И это был конец того урока. Уборка туалетной комнаты, которую он безмолвно разрушил в несколько минут, заняла остаток утра.
Как часть "полной реорганизации" школы, мистер Гурджиев сказал нам, что он собирается назначить "директора", который будет наблюдать за студентами и их деятельностью. Он объяснил, что этот директор будет регулярно докладывать ему, и что он будет полностью информирован относительно всего, происходящего в Приэре. Однако, его личное время будет посвящено почти полностью писанию, и он будет проводить намного больше времени в Париже.
Директором стала некая мисс Мерстон - незамужняя дама (как все дети называли ее), которая до того времени заведовала главным образом цветочными садами. Для большинства детей она всегда была немного комической фигурой. Она была высокой, неопределенного возраста, костлявой, угловатой формы, завершающейся до некоторой степени неопрятным гнездом поблекших красноватых волос.
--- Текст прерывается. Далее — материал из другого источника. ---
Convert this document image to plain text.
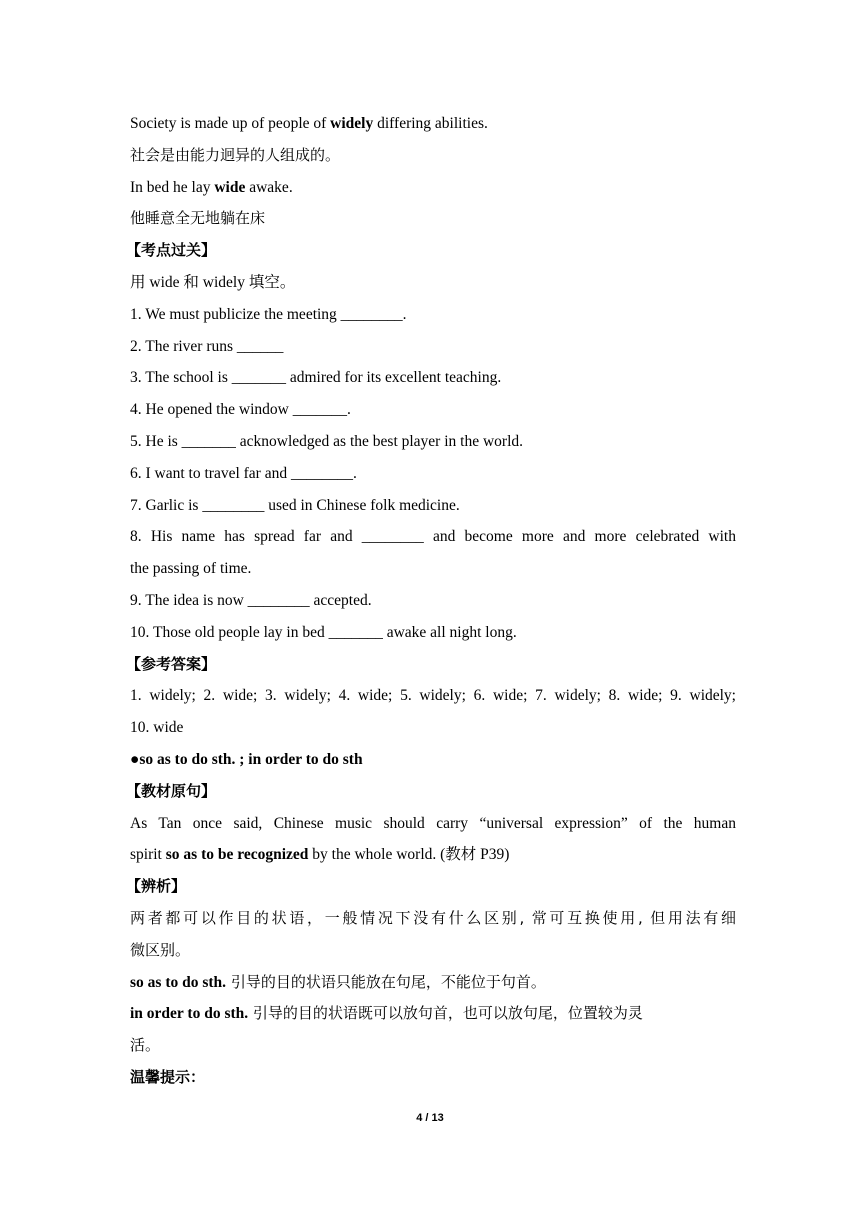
Society is made up of people of widely differing abilities.
社会是由能力迥异的人组成的。
In bed he lay wide awake.
他睡意全无地躺在床
【考点过关】
用 wide 和 widely 填空。
1. We must publicize the meeting ________.
2. The river runs ______
3. The school is _______ admired for its excellent teaching.
4. He opened the window _______.
5. He is _______ acknowledged as the best player in the world.
6. I want to travel far and ________.
7. Garlic is ________ used in Chinese folk medicine.
8. His name has spread far and ________ and become more and more celebrated with
the passing of time.
9. The idea is now ________ accepted.
10. Those old people lay in bed _______ awake all night long.
【参考答案】
1. widely; 2. wide; 3. widely; 4. wide; 5. widely; 6. wide; 7. widely; 8. wide; 9. widely;
10. wide
●so as to do sth. ; in order to do sth
【教材原句】
As Tan once said, Chinese music should carry “universal expression” of the human
spirit so as to be recognized by the whole world. (教材 P39)
【辨析】
两者都可以作目的状语，一般情况下没有什么区别, 常可互换使用, 但用法有细
微区别。
so as to do sth. 引导的目的状语只能放在句尾，不能位于句首。
in order to do sth. 引导的目的状语既可以放句首，也可以放句尾，位置较为灵
活。
温馨提示：
4 / 13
Она обычно шествовала по цветочным садам, неся садовый совок, украшенная нитками рафии, привязанными к ее пояску и ниспадающими потоком от талии при ходьбе. Она взялась за директорство с рвением и увлечением.
Хотя Гурджиев сказал нам, что мы должны оказывать мисс Мерстон всяческое уважение, как если бы она была им самим, я, по крайней мере, сомневался, вполне ли она заслуживает этого уважения; а так же подозревал, что Гурджиев не будет так же хорошо информирован, как когда он лично наблюдал за работой. Во всяком случае, мисс Мерстон стала весьма важной фигурой в нашей жизни. Она начала с учреждения ряда правил и предписаний - я часто удивлялся, не происходила ли она из английской военной семьи - которые официально должны были упростить работу и, вообще говоря, ввести эффективность в то, что она называла бессистемной работой школы.
Так как мистер Гурджиев теперь отсутствовал по крайней мере половину каждой недели, мисс Мерстон почувствовала, что мне не было достаточно просто заботиться о курятнике и его комнате. Кроме этого, я был назначен ухаживать за одной из наших лошадей и ослом, а так же выполнять некоторые работы на цветочных клубах под непосредственным личным наблюдением мисс Мерстон. В добавление к этому, я был подчинен, как и все, большому количеству обычных мелких правил. Никто не должен был покидать территории без специального разрешения мисс Мерстон; наши комнаты должны были осматриваться через определенное время; короче говоря, была усилена обычная дисциплина военного стиля.